A week ago McKenzie Clark found out who her best buddy was lock in a life and death struggle with a 12- to 15-foot tiger shark while surfing in murky waters off Keawaeli Bay, Hawaii.
"It was very terrifying but I am very grateful all went the way it did," Clark said after her release from the hospital Friday evening.
And the way it went was as the shark appeared and lunged at Clark it got a hold of her hand, which she managed to wrestle free, but by then the shark had a firm grip on the Kailua-Kona native's board and began to swim away with it, with the surfer being dragged behind by her leg rope.
The distressed surfer's companion, Brian Wargo, saw the attack happening and began to paddle as hard as he could to get to the shark just as it spat out the board and turned back for Clark.
"There is no question what its intent was," Wargo told the West Hawaii Today newspaper.
"I'm a fisherman and I've dealt with big animals … Its intent was to eat my friend right in front of me and I wasn’t going to let that happen."
Wargo gallantly grabbed the shark's dorsal fin with both hands – at which point the shark pulled him off the board.
During his struggle with the giant shark Wargo yelled for Clark to get on her board.
"I got my right hand free and I started hitting it as hard as I could between the gills and the dorsal fin," Wargo said.
"It felt like I was going to break my hand. About the sixth hit, I felt the shark shudder and turn away from her."

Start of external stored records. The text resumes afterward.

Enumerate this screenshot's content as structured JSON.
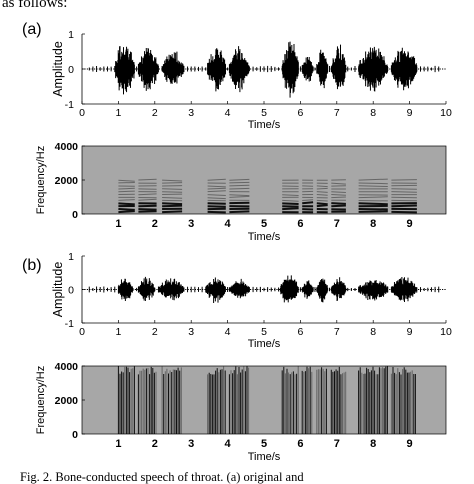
{
  "header_text": "as follows:",
  "caption": "Fig. 2. Bone-conducted speech of throat. (a) original and",
  "panels": [
    {
      "label": "(a)",
      "waveform": {
        "type": "waveform",
        "ylabel": "Amplitude",
        "xlabel": "Time/s",
        "xlim": [
          0,
          10
        ],
        "ylim": [
          -1,
          1
        ],
        "xticks": [
          "0",
          "1",
          "2",
          "3",
          "4",
          "5",
          "6",
          "7",
          "8",
          "9",
          "10"
        ],
        "yticks": [
          "1",
          "0",
          "-1"
        ],
        "bursts": [
          [
            0.9,
            1.45,
            0.9
          ],
          [
            1.55,
            2.1,
            0.75
          ],
          [
            2.2,
            2.8,
            0.6
          ],
          [
            3.45,
            3.95,
            0.75
          ],
          [
            4.05,
            4.6,
            0.7
          ],
          [
            5.5,
            5.95,
            0.95
          ],
          [
            6.05,
            6.35,
            0.5
          ],
          [
            6.45,
            6.75,
            0.7
          ],
          [
            6.85,
            7.25,
            0.75
          ],
          [
            7.6,
            8.4,
            0.75
          ],
          [
            8.5,
            9.2,
            0.75
          ]
        ]
      },
      "spectrogram": {
        "type": "heatmap",
        "ylabel": "Frequency/Hz",
        "xlabel": "Time/s",
        "yticks": [
          "4000",
          "2000",
          "0"
        ],
        "xticks": [
          "1",
          "2",
          "3",
          "4",
          "5",
          "6",
          "7",
          "8",
          "9"
        ],
        "xlim": [
          0,
          10
        ],
        "ylim": [
          0,
          4000
        ],
        "style": "harmonic-bands-low"
      }
    },
    {
      "label": "(b)",
      "waveform": {
        "type": "waveform",
        "ylabel": "Amplitude",
        "xlabel": "Time/s",
        "xlim": [
          0,
          10
        ],
        "ylim": [
          -1,
          1
        ],
        "xticks": [
          "0",
          "1",
          "2",
          "3",
          "4",
          "5",
          "6",
          "7",
          "8",
          "9",
          "10"
        ],
        "yticks": [
          "1",
          "0",
          "-1"
        ],
        "bursts": [
          [
            1.0,
            1.4,
            0.45
          ],
          [
            1.55,
            2.0,
            0.45
          ],
          [
            2.1,
            2.8,
            0.4
          ],
          [
            3.4,
            3.95,
            0.45
          ],
          [
            4.05,
            4.6,
            0.35
          ],
          [
            5.45,
            5.95,
            0.55
          ],
          [
            6.05,
            6.35,
            0.35
          ],
          [
            6.45,
            6.75,
            0.45
          ],
          [
            6.85,
            7.25,
            0.4
          ],
          [
            7.6,
            8.4,
            0.4
          ],
          [
            8.5,
            9.2,
            0.45
          ]
        ]
      },
      "spectrogram": {
        "type": "heatmap",
        "ylabel": "Frequency/Hz",
        "xlabel": "Time/s",
        "yticks": [
          "4000",
          "2000",
          "0"
        ],
        "xticks": [
          "1",
          "2",
          "3",
          "4",
          "5",
          "6",
          "7",
          "8",
          "9"
        ],
        "xlim": [
          0,
          10
        ],
        "ylim": [
          0,
          4000
        ],
        "style": "broadband-full"
      }
    }
  ],
  "colors": {
    "background": "#ffffff",
    "spectrogram_bg": "#a7a7a7",
    "ink": "#000000"
  }
}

After the pair quickly paddled to shore Clark was rushed to hospital where it was discovered that she hand managed to escape with injuries to her left hand.
After receiving 20 stitches around her middle finger and ring finger – that digit incurring a cut to the bone that will require a skin graft – Clark was released from hospital.
The teeth marks left in the surfer woman's board reportedly measured 15 inches by 9 inches.
In reaction to the attack Hawaii's Department of Land and Natural Resources closed the beach and posted shark warning signs.
"To get attacked by a shark this size and only get a couple of finger bitten, I feel really lucky," Clark said.
"I do love sharks and I think they're beautiful - right now, I just feel really, really pleased and thankful that everyone's okay."
Don't we all wish we had a buddy like that, eh?